Le programme a été adapté et lancé par la Société de sauvetage en 2013, obtenant un appui financier de Québec en 2017. Le but de la formation est d’enseigner aux élèves de 3e année les habiletés de base pour survivre à une chute imprévue dans un plan d’eau. On apprend aux enfants à nager sur place 60 secondes, à entrer dans l’eau profonde par roulade, donc en étant désorientés, et à nager sur une distance de 50 mètres. On ne parle pas ici de sessions complètes de cours de natation, mais d’une formation qui ne dure que trois séances d’une heure.
En 2023-2024, 432 écoles, soit environ 23 % des établissements primaires de la province, ont participé au programme, selon des chiffres du ministère de l’Éducation (MEQ).
Un chiffre nettement insuffisant, croit le Dr Ramsay.
Il est temps que Québec donne la directive ferme aux écoles pour qu’elles instaurent le programme. Jusqu’à maintenant, on a surtout été avec la volonté de chacun. Ce n’est plus suffisant.
Le coroner Jaques Ramsay
« Si on laisse faire, l’an prochain, on va être à 24 %, et le suivant, à 27 %. Il faut mettre un peu de pression, poursuit-il. Je ne nie pas qu’on en met beaucoup sur le dos des écoles, mais cela dit, c’est l’endroit pour le faire. »
Attention, Nager pour survivre ne remplace pas les cours de natation, ni la surveillance ou le port d’une veste de flottaison, prévient le coroner Ramsay. Mais il peut au minimum permettre aux parents de se rendre compte que leur enfant n’est pas aussi à l’aise dans l’eau qu’ils le croyaient.
Des morts évitables
Depuis cinq ans, au moins 20 enfants et adolescents qui n’avaient jamais appris à nager se sont noyés dans des piscines, des rivières ou des lacs du Québec, révèle une recension de 526 rapports de coroner effectuée par La Presse.
Dans chaque cas, le coroner chargé de l’enquête a jugé pertinent de souligner à gros trait, dans son analyse du drame, l’incapacité des jeunes victimes de se débrouiller dans l’eau.

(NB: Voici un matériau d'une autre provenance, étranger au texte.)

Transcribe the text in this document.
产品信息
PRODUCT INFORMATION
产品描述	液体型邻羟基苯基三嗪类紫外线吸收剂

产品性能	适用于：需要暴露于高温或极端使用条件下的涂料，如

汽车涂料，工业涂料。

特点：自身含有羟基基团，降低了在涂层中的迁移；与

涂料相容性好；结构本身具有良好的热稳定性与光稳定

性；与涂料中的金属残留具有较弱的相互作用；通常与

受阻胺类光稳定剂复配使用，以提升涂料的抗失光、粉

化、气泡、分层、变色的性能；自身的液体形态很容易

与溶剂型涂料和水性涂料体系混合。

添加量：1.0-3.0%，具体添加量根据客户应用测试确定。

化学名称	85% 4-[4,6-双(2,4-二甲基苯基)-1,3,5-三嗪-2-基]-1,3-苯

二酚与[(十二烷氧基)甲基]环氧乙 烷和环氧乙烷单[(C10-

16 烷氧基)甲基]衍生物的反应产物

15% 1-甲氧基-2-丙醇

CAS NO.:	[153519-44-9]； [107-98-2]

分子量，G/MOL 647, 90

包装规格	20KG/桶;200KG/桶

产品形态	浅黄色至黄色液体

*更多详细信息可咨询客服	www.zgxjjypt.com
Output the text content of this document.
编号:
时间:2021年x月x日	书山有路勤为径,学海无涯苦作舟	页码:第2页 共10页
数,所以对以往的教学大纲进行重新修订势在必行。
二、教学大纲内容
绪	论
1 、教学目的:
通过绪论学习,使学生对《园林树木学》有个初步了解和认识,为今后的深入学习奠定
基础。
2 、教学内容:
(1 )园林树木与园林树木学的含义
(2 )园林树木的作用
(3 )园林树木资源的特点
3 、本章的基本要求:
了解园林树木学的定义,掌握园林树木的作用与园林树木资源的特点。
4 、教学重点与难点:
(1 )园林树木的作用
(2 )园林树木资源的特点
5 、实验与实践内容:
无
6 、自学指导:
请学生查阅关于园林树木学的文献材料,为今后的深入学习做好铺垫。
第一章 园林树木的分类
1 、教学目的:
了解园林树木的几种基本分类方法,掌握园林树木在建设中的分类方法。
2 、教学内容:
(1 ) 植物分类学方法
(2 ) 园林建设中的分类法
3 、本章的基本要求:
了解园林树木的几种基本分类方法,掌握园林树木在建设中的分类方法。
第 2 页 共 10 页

Deux sont allés plus loin.
Dans un rapport sur la mort d’un adolescent de 15 ans en 2019 alors qu’il se baignait à une plage de Trois-Rivières, la coroner Marie-Ève Dagenais a pressé le ministère de l’Éducation du Québec de poursuivre le déploiement du programme Nager pour survivre dans les écoles.
Sa collègue Marilynn Morin a carrément demandé à Québec de le rendre obligatoire dans la foulée de la noyade d’un jeune de 19 ans en juillet 2019 dans un lac de Vaudreuil-Dorion. « À l’heure actuelle, ce ne sont pas tous les élèves qui ont eu accès au programme », déplorait Me Morin dans son rapport signé en octobre 2020.
Les coroners Luc Malouin et Frédéric Boily avaient fait à peu près la même recommandation au Ministère… en 2012.
Douze ans plus tard, un seul centre de services scolaire dans toute la province offre systématiquement le cours à tous ses élèves du primaire, selon le MEQ, soit le CSS des Chênes, à Drummondville (voir autre texte).
« On a encore du travail », convient le directeur général de la Société de sauvetage, Raynald Hawkins, dont l’objectif est d’atteindre un jour tous les enfants de 3e année de la province. « Ou au moins d’être capables d’atteindre un peu ce que mes collègues de l’Ontario font, soit à peu près à 80 % des élèves de 3e année. »
Il raconte avoir mentionné à l’ancien ministre de l’Éducation Sébastien Proulx que « la sortie scolaire en 3e année devrait officiellement s’appeler Nager pour survivre ». « Puis de dire aux directions d’écoles : tu t’organises pour que ça soit ça, ta sortie scolaire. Ça, c’est mon souhait. » Mais pour l’instant, note M. Hawkins, « on est dans une approche volontaire ».
Une mise en œuvre « complexe », selon Québec
Selon Québec, « il n’est pas envisagé de rendre ce programme obligatoire ». Dans un courriel envoyé à La Presse, le MEQ explique avoir « analysé à plusieurs reprises la recommandation d’intégrer une formation aquatique obligatoire dans le cursus scolaire ».
« Cependant, lit-on, la mise en œuvre de cette recommandation est complexe, entre autres parce que les heures de classe sont limitées. Certaines écoles n’ont pas accès à des installations aquatiques à distance raisonnable, ce qui engendre de longs déplacements et des coûts de transport plus élevés », écrit le porte-parole Bryan St-Louis.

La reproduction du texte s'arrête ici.